I was the Product Manager for Casio Music Instruments for many years. Along the way, I have been fortunate to play keyboards with a lot of big names, including Herbie Hancock, Chuck Berry, Bette Midler, Dion, Leonard Bernstein, Odetta, Stanley Jordan, Chubby Checker, John Lloyd Young, Rick Derringer, Al Kooper, Ronnie Spector, Uncle Floyd, Steely Dan, Phoebe Snow, Eddie Brigati, Eddie Fisher, Joe Walsh, Darlene Love, Paul Shaffer, Buster Poindexter, Levon Helm, Zubin Mehta, Bettye Lavette, Peter Hoffman, and many others. I’ve played a lot of shows on Broadway and off. And I hosted a radio show in NJ highlighting 50s/60s pop organ for a couple of years.
I reached a milestone when in 2004 I became the organist at Yankee Stadium, replacing the great Hammond legend Eddie Layton. This was a dream come true for me; I remember my Dad taking me to ballgames here in New York as a kid, and hearing Layton and Jane Jarvis (the Mets’ organist in the early days), and thinking, ‘Wow, baseball… organ… I wanna do that’. Never dreamed it was possible that I’d be doing it! So, if you’re at a Yankee game on Saturdays or Sundays and have a request for my 15-minute pre-game spot, lemme know.
Over the years, I’ve gravitated toward the Hammond whenever possible. and tried to master all the tonal possibilities that it has. In this regard, I learned a lot from Eddie Layton, my predecessor at Yankee Stadium, and a Hammond endorsee and star in his own right. If you are not hip to the amazing timbral bag of tricks that this man had, you owe it yourself to check his late 50s-early 60s material out. Much of this is out of print; I own and have ingested all of it. Layton could not only accurately simulate most any instrument on a B-3; he could do trains, planes, earthquakes, cats, birds, wind, heartbeats… wow. You’ll definitely have your eyes opened by what Layton could do with a Hammond, and his work at the Stadium didn’t even scratch the surface.

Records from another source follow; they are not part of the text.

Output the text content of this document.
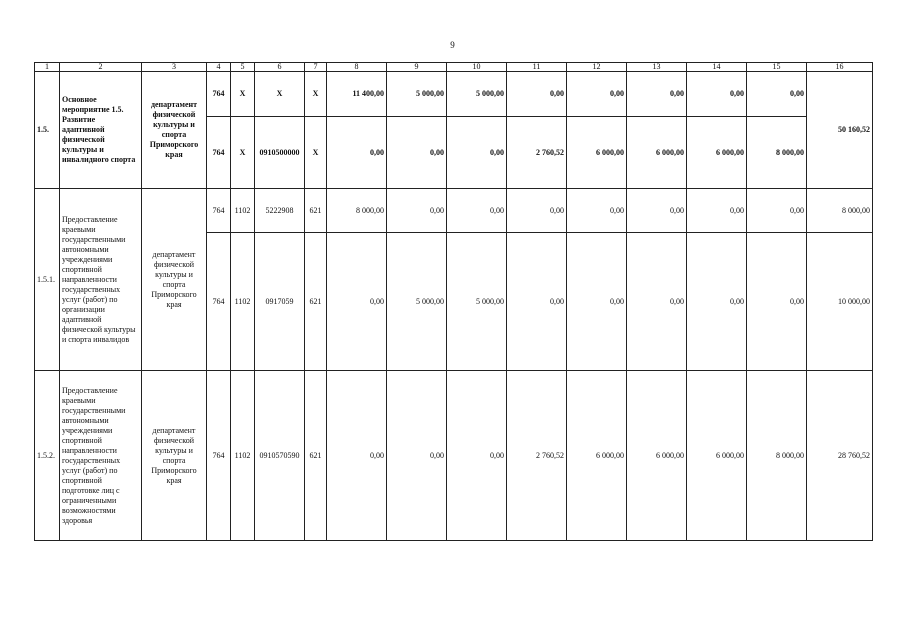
9
1	2	3	4	5	6	7	8	9	10	11	12	13	14	15	16
1.5.	Основное мероприятие 1.5. Развитие адаптивной физической культуры и инвалидного спорта	департамент физической культуры и спорта Приморского края	764	Х	Х	Х	11 400,00	5 000,00	5 000,00	0,00	0,00	0,00	0,00	0,00	50 160,52
			764	Х	0910500000	Х	0,00	0,00	0,00	2 760,52	6 000,00	6 000,00	6 000,00	8 000,00	
1.5.1.	Предоставление краевыми государственными автономными учреждениями спортивной направленности государственных услуг (работ) по организации адаптивной физической культуры и спорта инвалидов	департамент физической культуры и спорта Приморского края	764	1102	5222908	621	8 000,00	0,00	0,00	0,00	0,00	0,00	0,00	0,00	8 000,00
			764	1102	0917059	621	0,00	5 000,00	5 000,00	0,00	0,00	0,00	0,00	0,00	10 000,00
1.5.2.	Предоставление краевыми государственными автономными учреждениями спортивной направленности государственных услуг (работ) по спортивной подготовке лиц с ограниченными возможностями здоровья	департамент физической культуры и спорта Приморского края	764	1102	0910570590	621	0,00	0,00	0,00	2 760,52	6 000,00	6 000,00	6 000,00	8 000,00	28 760,52
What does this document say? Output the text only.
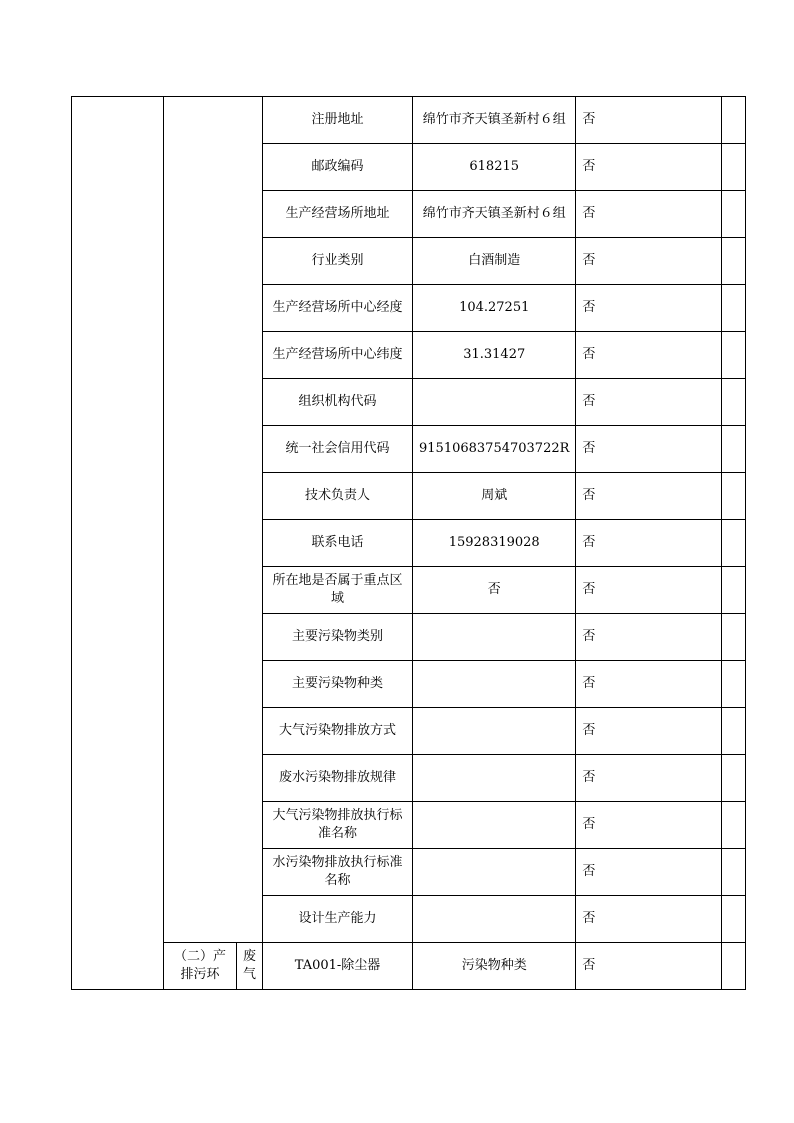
			注册地址	绵竹市齐天镇圣新村６组	否	
			邮政编码	618215	否	
			生产经营场所地址	绵竹市齐天镇圣新村６组	否	
			行业类别	白酒制造	否	
			生产经营场所中心经度	104.27251	否	
			生产经营场所中心纬度	31.31427	否	
			组织机构代码		否	
			统一社会信用代码	91510683754703722R	否	
			技术负责人	周斌	否	
			联系电话	15928319028	否	
			所在地是否属于重点区域	否	否	
			主要污染物类别		否	
			主要污染物种类		否	
			大气污染物排放方式		否	
			废水污染物排放规律		否	
			大气污染物排放执行标准名称		否	
			水污染物排放执行标准名称		否	
			设计生产能力		否	
	（二）产排污环	废气	TA001-除尘器	污染物种类	否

In recent years, I did a lot of recitals for the Hammond Organ Society of New Jersey, They had an X-66 with two Leslie 910s that could take a wall of out where it resided at the Rahway (NJ Senior Center. The organization has folded, but I have custody of that instrument.

Hammond is forever, the best, can never be equaled. I will always owe a huge part of my life in music to Hammond.